Ferritin trend during the disease course. Day 0 is the first day of hospitalisation, and the timing of various diagnostic and treatment approaches are marked in the graph.
Discussion
HLH is a rare syndrome characterised by intense immune and inflammatory system activity and the prognosis of this disease is poor. Studies have reported a mortality rate of 50–70%, regardless of its underlying cause.2 HLH can be classified into primary and secondary forms, with the latter resulting from various underlying conditions including infections, malignancies and autoimmune disorders.3 HLH presents as fever of unknown origin with elevated ferritin levels and multi-organ involvement. The HScore has been developed as a tool to aid in diagnosis.
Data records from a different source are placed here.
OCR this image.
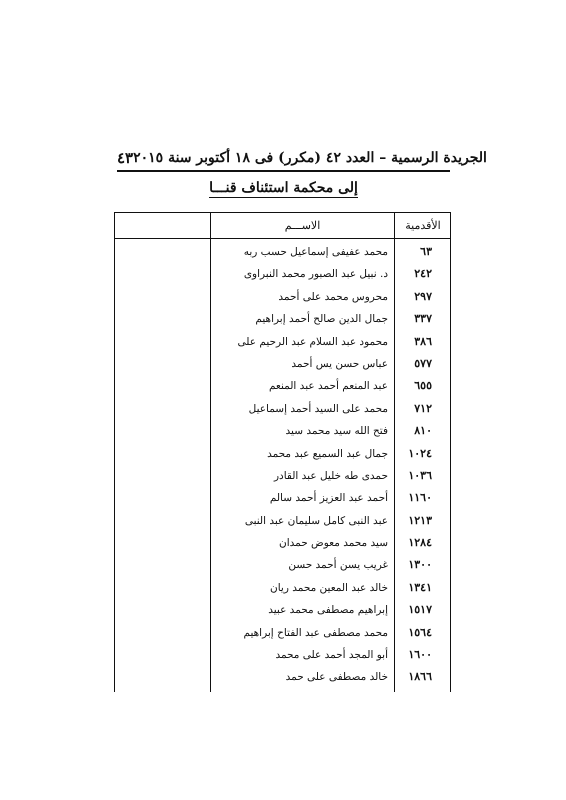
٤٣ الجريدة الرسمية – العدد ٤٢ (مكرر) فى ١٨ أكتوبر سنة ٢٠١٥
إلى محكمة استئناف قنـــا
الأقدمية
الاســـم
٦٣
محمد عفيفى إسماعيل حسب ربه
٢٤٢
د. نبيل عبد الصبور محمد النبراوى
٢٩٧
محروس محمد على أحمد
٣٣٧
جمال الدين صالح أحمد إبراهيم
٣٨٦
محمود عبد السلام عبد الرحيم على
٥٧٧
عباس حسن يس أحمد
٦٥٥
عبد المنعم أحمد عبد المنعم
٧١٢
محمد على السيد أحمد إسماعيل
٨١٠
فتح الله سيد محمد سيد
١٠٢٤
جمال عبد السميع عبد محمد
١٠٣٦
حمدى طه خليل عبد القادر
١١٦٠
أحمد عبد العزيز أحمد سالم
١٢١٣
عبد النبى كامل سليمان عبد النبى
١٢٨٤
سيد محمد معوض حمدان
١٣٠٠
غريب يسن أحمد حسن
١٣٤١
خالد عبد المعين محمد ريان
١٥١٧
إبراهيم مصطفى محمد عبيد
١٥٦٤
محمد مصطفى عبد الفتاح إبراهيم
١٦٠٠
أبو المجد أحمد على محمد
١٨٦٦
خالد مصطفى على حمد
Hyperferritinemia and marrow failure are the key indicators in the diagnosis of HLH. A BMA demonstrating hemophagocytosis is essential for diagnosis and to rule out secondary causes of HLH such as underlying malignant disorders. Fasting hypertriglyceridemia and/or hypofibrinogenemia can also be detected in HLH. Diagnosing HLH is challenging due to variable clinical presentations and lack of specificity of clinical and laboratory findings.4
HLH is associated with various infections, including viral, fungal and parasitic infections.5 TB-HLH is most often seen in immunocompromised patients.6 In Malaysia, where TB prevalence is high, TB-HLH should be considered, especially among healthcare workers. TB-HLH has a high mortality rate as immunosuppressive treatments can exacerbate the course of TB. Combination therapy with etoposide and corticosteroids is often used to treat HLH, and the addition of intravenous immunoglobulin (IVIG) may also be considered due to its anti-inflammatory potential.7 The patient in our case demonstrated significant improvement in CXR, respiratory function and biochemical markers following treatment with a combination of steroids, IVIG and anti-TB drugs.
In conclusion, TB-HLH should be considered in patients with risk factors for TB presenting with clinical or laboratory findings consistent with HLH. Extensive workup for TB should be carried out including the use of Xpert MTB/RIF Ultra, which is more sensitive than other tests for paucibacillary sputum.8 This case highlights the importance of early initiation of HLH treatment as well as treating the underlying cause of HLH. Clinicians should be aware that HLH can be a potential complication of TB.